1. Demonstrating disruptive behavior - To be honest, so far we haven't been that disruptive except for our resistance to housebreaking and the fact that we are barking at each other or biting each other or wrestling each other constantly. Mom and Dad think this is quite disruptive. We think this is normal. We're sending a picture of us in mid-wrestle.

2. Cause your human to freak out for no real reason - Kat did this well when she fell while we were wrestling. She hit her head and acted all dazed which caused Mom to carry her around for like 30 minutes until Dad got there. At that point she just snapped out of it because she was ready to play again. Read all about it here.

3. Cause human guilt for no reason, other than to get attention or treats - This is an easy one. When you're as cute and fluffy as we are, all you have to do is sit and stare at any human and they will shower you with attention or treats. Like if they are yelling "no" too much, then just sit and stare at them and the loving will start. Automatically. It's amazing how easy it is.

4. Destroy something - We've already got some good holes started in the back yard and we've ripped up one of the bushes as well as eaten the label off the propane tank for the grill and chewed the starter for the grill off.

5. Human behavior modification - Does it count that now Mom and Dad don't ever get to sleep a full night because we have to be taken out to go to the bathroom? How about that we always wake up at 5:45 AM wanting food? What about the fact that when they get back from work their real work begins because they never know when we will decide to go to the bathroom in the house? So they never get to watch TV anymore. Dad has a new Xbox 360 that he has barely played due to the fact that we have to be monitored constantly. This is significant behavior modification from what we've heard about their previous existence.

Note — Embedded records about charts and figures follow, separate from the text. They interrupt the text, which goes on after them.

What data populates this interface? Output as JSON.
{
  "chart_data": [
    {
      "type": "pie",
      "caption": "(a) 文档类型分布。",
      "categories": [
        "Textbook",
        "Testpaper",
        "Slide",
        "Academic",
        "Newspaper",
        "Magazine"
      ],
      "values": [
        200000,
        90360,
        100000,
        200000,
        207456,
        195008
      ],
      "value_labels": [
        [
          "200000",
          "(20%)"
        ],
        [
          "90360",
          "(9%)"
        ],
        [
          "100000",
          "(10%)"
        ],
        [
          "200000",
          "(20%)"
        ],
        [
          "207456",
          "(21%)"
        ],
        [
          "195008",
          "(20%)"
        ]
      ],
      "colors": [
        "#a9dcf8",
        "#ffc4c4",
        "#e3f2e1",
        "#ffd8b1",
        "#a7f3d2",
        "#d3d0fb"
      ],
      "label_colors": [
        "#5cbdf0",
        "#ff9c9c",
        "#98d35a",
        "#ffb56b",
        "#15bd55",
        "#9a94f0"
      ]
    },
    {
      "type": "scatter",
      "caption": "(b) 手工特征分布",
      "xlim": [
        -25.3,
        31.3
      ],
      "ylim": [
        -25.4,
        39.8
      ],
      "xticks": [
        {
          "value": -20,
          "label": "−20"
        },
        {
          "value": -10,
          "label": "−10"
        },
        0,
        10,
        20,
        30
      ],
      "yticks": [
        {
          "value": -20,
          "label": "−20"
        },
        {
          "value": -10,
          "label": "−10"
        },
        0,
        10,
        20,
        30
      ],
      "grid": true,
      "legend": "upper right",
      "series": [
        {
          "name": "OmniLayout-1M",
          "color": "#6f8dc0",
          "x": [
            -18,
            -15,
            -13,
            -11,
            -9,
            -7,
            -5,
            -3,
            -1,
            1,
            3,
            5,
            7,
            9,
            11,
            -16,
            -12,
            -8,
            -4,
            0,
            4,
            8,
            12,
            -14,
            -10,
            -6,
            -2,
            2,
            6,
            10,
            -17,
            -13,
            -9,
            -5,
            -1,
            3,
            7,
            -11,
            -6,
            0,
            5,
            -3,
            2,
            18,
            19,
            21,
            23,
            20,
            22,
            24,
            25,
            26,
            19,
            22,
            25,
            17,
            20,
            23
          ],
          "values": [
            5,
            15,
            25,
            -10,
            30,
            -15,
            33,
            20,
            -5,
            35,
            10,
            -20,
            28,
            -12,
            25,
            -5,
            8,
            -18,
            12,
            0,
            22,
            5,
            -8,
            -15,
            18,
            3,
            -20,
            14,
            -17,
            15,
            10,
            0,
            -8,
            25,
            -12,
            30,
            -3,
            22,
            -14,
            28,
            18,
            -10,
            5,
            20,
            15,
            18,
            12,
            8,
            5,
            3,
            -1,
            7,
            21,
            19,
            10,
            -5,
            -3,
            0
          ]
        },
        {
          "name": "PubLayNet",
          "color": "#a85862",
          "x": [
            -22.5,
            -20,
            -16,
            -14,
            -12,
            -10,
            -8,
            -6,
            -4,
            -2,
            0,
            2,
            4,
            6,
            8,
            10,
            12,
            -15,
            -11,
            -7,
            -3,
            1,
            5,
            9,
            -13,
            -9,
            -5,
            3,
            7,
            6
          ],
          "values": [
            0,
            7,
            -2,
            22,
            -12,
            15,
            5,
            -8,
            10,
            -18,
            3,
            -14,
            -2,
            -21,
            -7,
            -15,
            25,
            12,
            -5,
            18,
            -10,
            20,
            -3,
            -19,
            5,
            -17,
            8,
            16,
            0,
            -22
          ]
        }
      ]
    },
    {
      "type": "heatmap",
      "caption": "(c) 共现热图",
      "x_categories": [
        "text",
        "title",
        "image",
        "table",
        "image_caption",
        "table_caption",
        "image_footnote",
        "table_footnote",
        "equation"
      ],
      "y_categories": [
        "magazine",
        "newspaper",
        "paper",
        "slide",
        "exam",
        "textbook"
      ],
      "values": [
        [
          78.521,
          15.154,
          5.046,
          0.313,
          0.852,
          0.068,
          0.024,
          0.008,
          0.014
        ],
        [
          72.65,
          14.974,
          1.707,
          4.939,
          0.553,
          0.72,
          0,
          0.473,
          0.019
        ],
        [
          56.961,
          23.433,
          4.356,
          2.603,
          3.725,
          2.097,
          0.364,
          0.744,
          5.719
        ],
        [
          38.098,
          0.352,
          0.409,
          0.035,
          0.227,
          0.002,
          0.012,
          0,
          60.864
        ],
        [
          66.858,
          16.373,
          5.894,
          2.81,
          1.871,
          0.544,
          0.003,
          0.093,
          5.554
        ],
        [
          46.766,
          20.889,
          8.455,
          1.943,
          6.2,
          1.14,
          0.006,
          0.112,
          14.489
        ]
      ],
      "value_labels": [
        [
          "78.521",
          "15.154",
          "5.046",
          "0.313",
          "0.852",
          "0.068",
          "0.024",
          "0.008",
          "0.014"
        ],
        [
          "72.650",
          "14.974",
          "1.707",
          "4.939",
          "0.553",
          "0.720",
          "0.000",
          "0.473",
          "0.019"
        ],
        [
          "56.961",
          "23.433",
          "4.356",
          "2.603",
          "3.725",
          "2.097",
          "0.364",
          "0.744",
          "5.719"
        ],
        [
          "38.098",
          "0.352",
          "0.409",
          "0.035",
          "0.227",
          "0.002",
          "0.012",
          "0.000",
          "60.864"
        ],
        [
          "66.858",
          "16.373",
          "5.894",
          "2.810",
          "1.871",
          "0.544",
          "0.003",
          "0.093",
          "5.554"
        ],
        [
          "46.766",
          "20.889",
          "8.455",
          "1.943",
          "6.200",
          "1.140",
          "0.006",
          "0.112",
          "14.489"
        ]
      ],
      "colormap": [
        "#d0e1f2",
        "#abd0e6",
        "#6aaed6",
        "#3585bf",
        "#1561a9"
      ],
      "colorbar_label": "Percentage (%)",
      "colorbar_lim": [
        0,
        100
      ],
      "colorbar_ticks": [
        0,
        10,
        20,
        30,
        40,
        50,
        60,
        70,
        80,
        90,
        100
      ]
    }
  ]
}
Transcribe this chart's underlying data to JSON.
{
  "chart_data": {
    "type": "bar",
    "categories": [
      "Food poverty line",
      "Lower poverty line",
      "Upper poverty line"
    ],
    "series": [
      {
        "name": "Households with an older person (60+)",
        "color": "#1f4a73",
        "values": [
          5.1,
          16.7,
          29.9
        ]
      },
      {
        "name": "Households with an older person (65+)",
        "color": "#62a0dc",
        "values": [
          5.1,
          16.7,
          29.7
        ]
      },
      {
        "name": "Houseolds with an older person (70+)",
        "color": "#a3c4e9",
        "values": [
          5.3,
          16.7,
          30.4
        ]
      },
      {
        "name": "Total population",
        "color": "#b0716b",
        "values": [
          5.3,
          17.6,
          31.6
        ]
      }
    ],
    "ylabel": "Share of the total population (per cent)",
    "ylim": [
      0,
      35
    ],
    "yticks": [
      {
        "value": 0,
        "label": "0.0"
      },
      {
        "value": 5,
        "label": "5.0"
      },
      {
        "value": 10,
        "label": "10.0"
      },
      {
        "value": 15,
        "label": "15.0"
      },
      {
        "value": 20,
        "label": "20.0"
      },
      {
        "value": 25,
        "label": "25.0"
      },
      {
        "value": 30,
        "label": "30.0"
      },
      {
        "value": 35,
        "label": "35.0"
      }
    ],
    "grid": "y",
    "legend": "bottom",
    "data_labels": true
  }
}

6. Being dressed up as something for the humor of the humans - Mom put these silly Santa things around our necks. They had jingle bells on the ends. We thought they were chew toys, but she didn't think so. Attached is a picture of Steve showing his hatred of the Santa collar.

7. Love of kleenex - We just discovered what kleenex was last week when our mom was sick. They were all over the place and Steve especially thought they were tasty. Unfortunately Mom saw him eating it and pried his jaws open to get it out. The downside of being a puppy is that Mom is still strong enough to pry our jaws open.

Your humble Husky soldiers,
Steve and Kat
Steve and Kat’s blog

P.S. Please wish your brother a big "GET WELL SOON!" from us.

(Welcome to the HULA Hoop... sorry, no cats, unless you have pictures of their destruction - Meeshka)

2 comments:

SteveKatWilbur said...

Thanks Meeshka!

Steve and Kat

The Army of Four said...

Congrats, Steve and Kat! But NO! No cats! They can't be trusted! Haven't woo read what's been going on at our place?!!? Now Zim might have Cat Scratch Fever! No cats!